Friday, 28 January 2022

Asanaghara in Sri Lanka

The Asanaghara shrine at Rajagala
Asanaghara is a type of ancient Buddhist structure found in several places in Sri Lanka. They have been built to house an Asana (a seat or throne) which symbolizes the Adamantine throne (Vajrasana) of the Buddha on which he attained enlightenment (Perera, 1976).
 
History
In the early period of Buddhism, Asanas were venerated by Buddhists as a sacred object as it was considered a symbolical representation of the Buddha. In Sri Lanka, edifices housing Asanas were built during the period of Anuradhapura (from 377 B.C. to 1017 A.D.) several such shrines have been found in sites associated with Bodhi Tree Shrines or Stupas (Bandaranayake, 1974).
 
The structure
Asanaghara shrine at Hatthikuchchi Viharaya
It is apparent that the Asanagharas (Asana = seat, Ghara = house) have been built according to a particular architectural plan and design. The only object of veneration in an Asanaghara shrine was a throne in the shape of a large rectangular slab of stone, smoothly chiselled, set up on a raised platform (Beligatamulla & Siyambalapitiya, 2016).

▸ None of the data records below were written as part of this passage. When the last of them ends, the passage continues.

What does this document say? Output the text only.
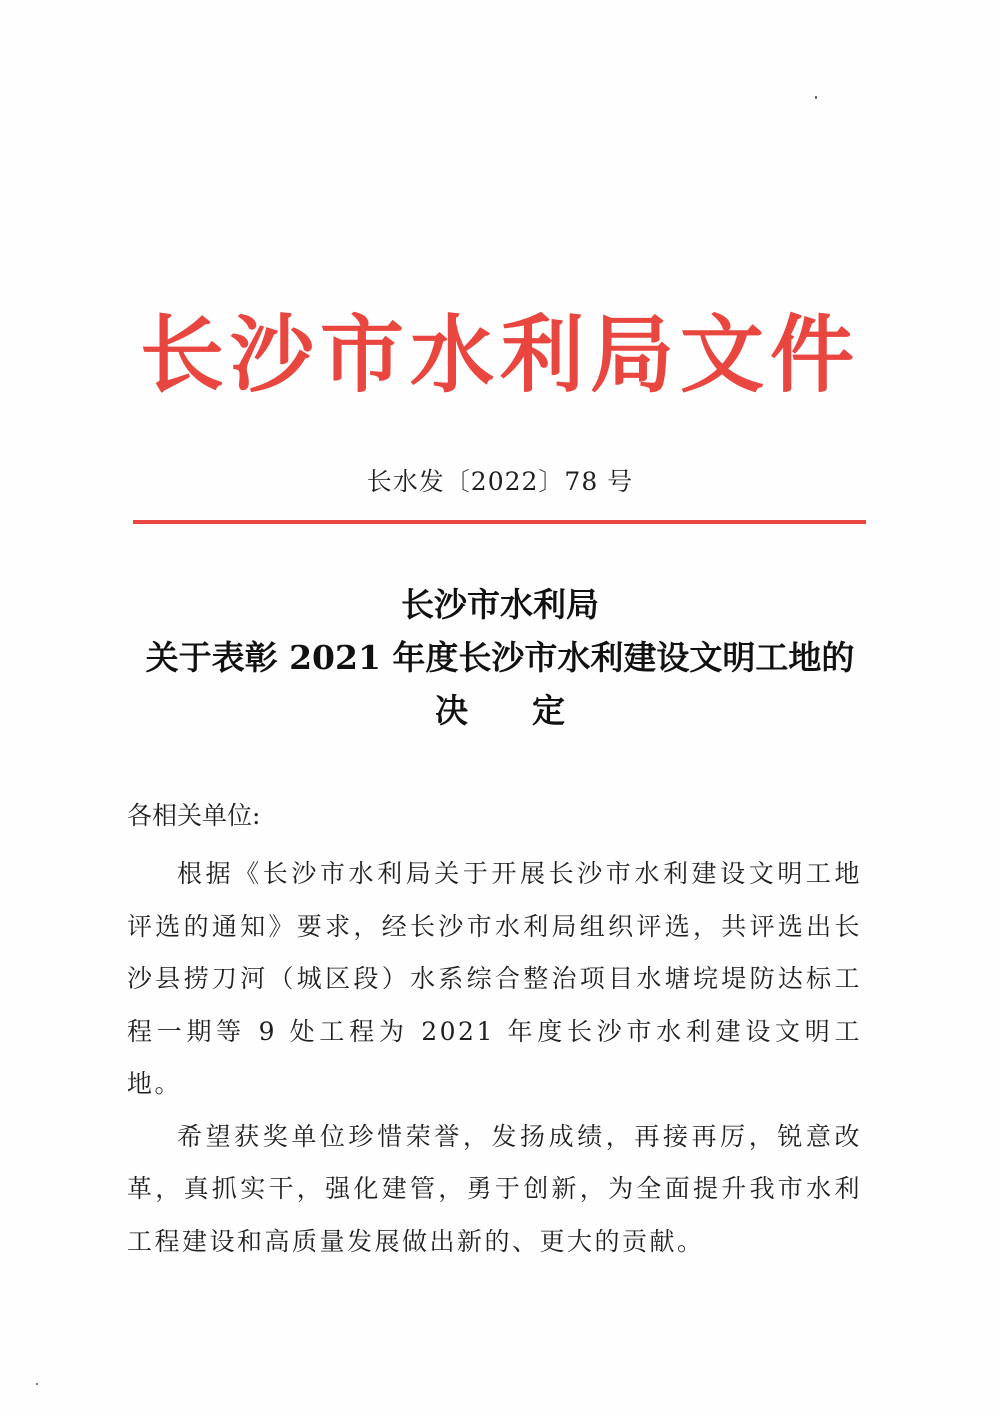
长沙市水利局文件
长水发〔2022〕78 号
长沙市水利局
关于表彰 2021 年度长沙市水利建设文明工地的
决定
各相关单位:

根据《长沙市水利局关于开展长沙市水利建设文明工地评选的通知》要求，经长沙市水利局组织评选，共评选出长沙县捞刀河（城区段）水系综合整治项目水塘垸堤防达标工程一期等 9 处工程为 2021 年度长沙市水利建设文明工地。

希望获奖单位珍惜荣誉，发扬成绩，再接再厉，锐意改革，真抓实干，强化建管，勇于创新，为全面提升我市水利工程建设和高质量发展做出新的、更大的贡献。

Distribution of Asanaghara shrines in Sri Lanka
Asanaghara shrines have been discovered at a number of places scattered in various districts of the country. 
 
1) Abhayagiri Bodhigharaya III        (2) Allewewa                              (3) Erupotana
(4) Gan-arambe                                 (5) Ganewewa                            (6) Kotagamuwa
(7) Hammillawetiya                          (8) Katuwannawa                      (9) Kok-ebe
(10) Mahanaga Pabbatharamaya  (11) Manik Vatadage                (12) Naigala Viharaya
(13) Pihimbiyagollewa                     (14) Pulukunawa Viharaya       (15) Rajagala
(16) Rajangane Hatthikucchi          (17) Seruvila Viharaya              (18) Tantirimale Viharaya
(19) Uttimaduwa                               (20) Veheragala                         (21) Yatala Vehera

Reference
1) Bandaranayake, S., 1974. Sinhalese monastic architecture: the Viharas of Anuradhapura (Vol. 4). Brill. p.178. 
2) Beligatamulla, G.; Siyambalapitiya, N., 2016. Preaching Identity: Cultural Meaning of FurnitureIn Religious Contexts in Sri Lanka. Sri Lanka Design Journal 01 (03). p.19.
3) Perera, A.D.T.E., 1976. Asanaghara Shrines of Ancient Sri Lanka: Who built them, the Buddhists or pre-historic Yakkhas?. Journal of the Sri Lanka Branch of the Royal Asiatic Society, 20, pp.31-41.